第6回「ひとり親家庭の家計支援 〜制度・相談・伴走の実践から学ぶ支援者の視点〜」
日時:10月23日19:30〜21:30
講師:行岡みち子(グリーンコープ生活協同組合連合会 生活再生事業推進室長)
ひとり親家庭は、収入の不安定さ、教育費や生活費の負担増、情報不足など複合的な課題を抱えやすく、経済的困難に陥るケースも少なくありません。本講座では、長年にわたり多重債務相談、生活再生、就労支援、居場所づくりなど幅広い困窮者支援に携わってきた行岡みち子さんをお迎えします。相談者の家計表を記入しながらじっくりとお話を聞いていくこと、「スキルよりハート」という行岡さんの実践から学んでいきましょう。 

講師プロフィール
行岡みち子氏は、グリーンコープ生協ふくおか常務理事を経て、2006年に生活再生事業(多重債務相談)を開始し生活再生相談室長に就任。就労支援のためのファイバーリサイクルセンター開設、ホームレス支援「抱樸館福岡」入所者の就労支援にも携わる。現在はグリーンコープ連合・共同体常務理事、生活再生事業推進室長として子ども支援・就労支援・居場所づくりを推進。生活困窮者自立支援全国ネットワーク事務局長、家計改善支援研修講師、国の助成事業委員なども務める。

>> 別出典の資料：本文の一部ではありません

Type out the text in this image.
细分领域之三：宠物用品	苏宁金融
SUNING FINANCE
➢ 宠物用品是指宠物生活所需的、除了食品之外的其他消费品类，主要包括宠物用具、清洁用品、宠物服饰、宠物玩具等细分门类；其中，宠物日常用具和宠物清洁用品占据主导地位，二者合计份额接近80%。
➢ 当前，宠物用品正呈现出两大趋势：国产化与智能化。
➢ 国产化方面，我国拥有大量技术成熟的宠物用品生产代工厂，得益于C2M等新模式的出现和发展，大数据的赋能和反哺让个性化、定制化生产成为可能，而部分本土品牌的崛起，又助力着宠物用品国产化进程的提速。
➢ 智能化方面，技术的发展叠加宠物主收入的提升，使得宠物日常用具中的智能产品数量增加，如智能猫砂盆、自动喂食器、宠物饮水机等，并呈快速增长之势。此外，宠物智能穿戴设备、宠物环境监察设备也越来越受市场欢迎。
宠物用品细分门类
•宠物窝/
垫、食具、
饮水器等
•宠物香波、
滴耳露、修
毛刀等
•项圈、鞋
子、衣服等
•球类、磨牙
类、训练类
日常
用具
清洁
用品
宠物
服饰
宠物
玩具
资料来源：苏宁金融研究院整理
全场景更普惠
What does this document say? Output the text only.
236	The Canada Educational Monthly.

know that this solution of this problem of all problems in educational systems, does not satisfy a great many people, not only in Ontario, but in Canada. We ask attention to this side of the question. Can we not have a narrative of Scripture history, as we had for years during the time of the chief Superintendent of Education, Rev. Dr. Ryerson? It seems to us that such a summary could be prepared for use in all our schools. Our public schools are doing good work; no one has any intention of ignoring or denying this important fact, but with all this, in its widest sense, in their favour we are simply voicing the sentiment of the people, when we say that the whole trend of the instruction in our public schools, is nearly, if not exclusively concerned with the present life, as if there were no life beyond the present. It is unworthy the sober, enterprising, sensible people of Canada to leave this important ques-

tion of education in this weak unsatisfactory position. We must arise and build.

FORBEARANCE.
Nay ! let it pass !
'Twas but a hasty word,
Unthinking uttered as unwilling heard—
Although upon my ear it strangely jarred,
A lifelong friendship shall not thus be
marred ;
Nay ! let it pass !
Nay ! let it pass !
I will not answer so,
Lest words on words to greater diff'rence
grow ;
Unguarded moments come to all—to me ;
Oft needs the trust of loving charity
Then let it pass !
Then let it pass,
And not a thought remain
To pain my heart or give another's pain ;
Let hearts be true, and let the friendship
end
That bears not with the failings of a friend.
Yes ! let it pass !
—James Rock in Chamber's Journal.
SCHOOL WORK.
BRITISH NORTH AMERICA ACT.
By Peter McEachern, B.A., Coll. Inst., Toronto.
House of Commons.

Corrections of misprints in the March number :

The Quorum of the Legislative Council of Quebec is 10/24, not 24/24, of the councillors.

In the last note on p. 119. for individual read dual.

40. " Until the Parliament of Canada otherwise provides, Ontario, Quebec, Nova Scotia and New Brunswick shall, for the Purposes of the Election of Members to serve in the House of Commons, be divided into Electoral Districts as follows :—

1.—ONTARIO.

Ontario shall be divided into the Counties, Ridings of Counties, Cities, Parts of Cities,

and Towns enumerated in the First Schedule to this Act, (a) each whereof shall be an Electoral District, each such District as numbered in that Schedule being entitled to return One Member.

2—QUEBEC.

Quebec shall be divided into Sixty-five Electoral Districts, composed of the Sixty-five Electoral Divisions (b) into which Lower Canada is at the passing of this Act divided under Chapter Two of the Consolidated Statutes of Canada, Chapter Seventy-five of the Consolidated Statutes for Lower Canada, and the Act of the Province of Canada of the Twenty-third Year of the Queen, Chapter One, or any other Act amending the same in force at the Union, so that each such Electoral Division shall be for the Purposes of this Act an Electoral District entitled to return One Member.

第7回「子どもの安心できる居場所づくり 〜地域で支えるひとり親家庭と子どもたち〜」
日時:11月6日(金)19:30〜21:30
講師:大和陽子(NPO法人たねとしずく 代表)
子どもが安心して過ごせる「居場所」は、ひとり親家庭にとって大きな支えになります。特に、仕事と子育てを一人で担う親にとって、地域に信頼できる大人や子ども同士がつながれる場があることは、生活の安定にも子どもの育ちにも深く関わります。しかし、居場所づくりは“場所を用意する”だけではなく、子どもの気持ちを受け止め、親の孤立を防ぎ、地域とつながる仕組みをつくることが求められます。本講座では、西宮市で子どもの居場所づくりや家庭支援に取り組む「たねとしずく」代表・大和陽子さんをお迎えし、居場所づくりの実践、地域との連携、ひとり親家庭が抱えやすい課題への寄り添い方などをお話しいただきます。支援者が地域でできること、つながりを育むためのヒントが得られる内容です。

講師プロフィール
大和陽子氏は、西宮市で子どもの居場所づくりや家庭支援に取り組むNPO法人「たねとしずく」代表。子ども食堂、学習支援、親子の交流の場づくりなど、多様な活動を通じて地域の子どもと家庭を支えている。子どもの安心を中心に据えた実践と、地域とつながる仕組みづくりに定評があり、行政・学校・支援団体との連携にも力を入れている。